Şöyle: 1 günde 3 kıtada 4 sansasyonel katliam birden gerçekleşti.

Birinci “hikâye”, medeniyetin beşiklerinden biri olan Avrupa’dan geldi: Fransa’da Lyon’da bir gaz fabrikasını patlatmayı hedefleyen 2 İslamcı militandan biri, infilakı tam başaramasa da yanında çalıştığı adamın kafasını kesmeyi başardı. Üzerine arap harfleriyle okunaklı bir şekilde kelime-i şehadet yazdığı kafayı fabrika bahçe kapısının üstüne astı; sonra da patronun kellesi ile bir “selfie” çektirip, arkadaşlarına yolladı – Bir çeşit “askerlik (cihat) hatırası”. “Kelleli selfie” cinayetini IŞİD (DAEŞ) üstlendi.

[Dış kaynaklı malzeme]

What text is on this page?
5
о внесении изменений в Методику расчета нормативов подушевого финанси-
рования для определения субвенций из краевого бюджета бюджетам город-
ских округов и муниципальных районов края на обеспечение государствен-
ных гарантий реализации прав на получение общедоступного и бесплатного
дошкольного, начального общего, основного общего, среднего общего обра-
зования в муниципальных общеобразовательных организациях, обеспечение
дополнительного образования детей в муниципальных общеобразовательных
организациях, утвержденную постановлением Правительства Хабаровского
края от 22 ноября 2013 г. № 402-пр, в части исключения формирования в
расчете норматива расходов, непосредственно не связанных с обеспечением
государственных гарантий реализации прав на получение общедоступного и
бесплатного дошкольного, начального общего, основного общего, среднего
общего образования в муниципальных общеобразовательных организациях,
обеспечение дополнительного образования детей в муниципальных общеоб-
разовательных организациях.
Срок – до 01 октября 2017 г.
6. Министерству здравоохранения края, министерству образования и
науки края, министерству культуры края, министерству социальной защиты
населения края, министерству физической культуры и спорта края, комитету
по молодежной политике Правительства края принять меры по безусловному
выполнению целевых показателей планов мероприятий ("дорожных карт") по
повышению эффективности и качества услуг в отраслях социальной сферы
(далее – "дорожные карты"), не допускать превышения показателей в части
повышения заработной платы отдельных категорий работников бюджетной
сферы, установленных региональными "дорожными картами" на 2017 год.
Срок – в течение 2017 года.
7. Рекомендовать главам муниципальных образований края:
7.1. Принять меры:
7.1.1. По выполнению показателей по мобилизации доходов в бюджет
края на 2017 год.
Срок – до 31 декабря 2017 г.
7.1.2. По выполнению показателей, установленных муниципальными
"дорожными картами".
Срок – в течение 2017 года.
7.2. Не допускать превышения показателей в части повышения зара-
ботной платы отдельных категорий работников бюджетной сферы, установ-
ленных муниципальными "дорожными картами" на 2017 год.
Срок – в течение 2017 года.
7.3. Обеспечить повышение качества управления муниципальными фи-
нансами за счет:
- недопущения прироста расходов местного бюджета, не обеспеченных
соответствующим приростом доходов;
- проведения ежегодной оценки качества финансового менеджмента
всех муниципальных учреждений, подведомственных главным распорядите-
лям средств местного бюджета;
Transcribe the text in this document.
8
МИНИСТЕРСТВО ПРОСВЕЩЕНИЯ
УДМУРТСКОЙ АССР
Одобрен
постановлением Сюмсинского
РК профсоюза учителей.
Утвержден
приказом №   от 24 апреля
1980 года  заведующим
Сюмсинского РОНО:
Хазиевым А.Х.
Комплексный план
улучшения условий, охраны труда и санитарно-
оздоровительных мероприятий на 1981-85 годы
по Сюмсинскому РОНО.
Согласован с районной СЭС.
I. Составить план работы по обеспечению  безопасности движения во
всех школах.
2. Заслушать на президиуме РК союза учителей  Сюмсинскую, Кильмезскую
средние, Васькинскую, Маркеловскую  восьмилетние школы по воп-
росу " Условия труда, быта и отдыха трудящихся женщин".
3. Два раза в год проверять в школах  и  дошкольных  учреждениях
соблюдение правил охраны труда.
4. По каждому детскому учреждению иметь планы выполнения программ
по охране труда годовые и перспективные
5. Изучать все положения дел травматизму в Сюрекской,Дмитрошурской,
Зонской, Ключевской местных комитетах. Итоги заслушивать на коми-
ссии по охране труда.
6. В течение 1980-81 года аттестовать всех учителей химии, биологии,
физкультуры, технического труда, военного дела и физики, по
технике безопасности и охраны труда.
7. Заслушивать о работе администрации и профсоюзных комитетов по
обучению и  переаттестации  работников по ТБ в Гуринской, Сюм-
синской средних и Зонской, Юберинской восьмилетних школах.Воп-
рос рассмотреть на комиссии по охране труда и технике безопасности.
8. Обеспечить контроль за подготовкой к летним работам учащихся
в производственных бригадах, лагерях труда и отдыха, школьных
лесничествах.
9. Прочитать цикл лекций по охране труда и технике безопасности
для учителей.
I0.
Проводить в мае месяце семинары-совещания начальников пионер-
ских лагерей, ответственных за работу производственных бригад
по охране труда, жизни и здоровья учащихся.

İkinci “hikâye”, Fransa’daki saldırıdan 2 saat sonra Asya’dan, Kuveyt Emirliği’nden geldi. “Olay”dan sadece birkaç saat önce ülkeye uçakla geldiği belirtilen Suudi vatandaşı cihadî militan, nasıl ve nereden temin ettiği tam öğrenilemeyen bir bombayı alıp Kuweyt’in kadim Şii camiine indi. Orada bir müddet öylece durup bekledi: Namaza duranların sayısı 2 bini bulunca sayıyı yeterli bulan militan aynı anda hem kendini, hem de 6 milletten 27 kişiyi havaya uçurdu. Patlamada – kimisi ağır – yaralananların sayısı da 227 idi. Ramazanda “Camide Cuma katliamı”nı IŞİD (DAEŞ) üstlendi.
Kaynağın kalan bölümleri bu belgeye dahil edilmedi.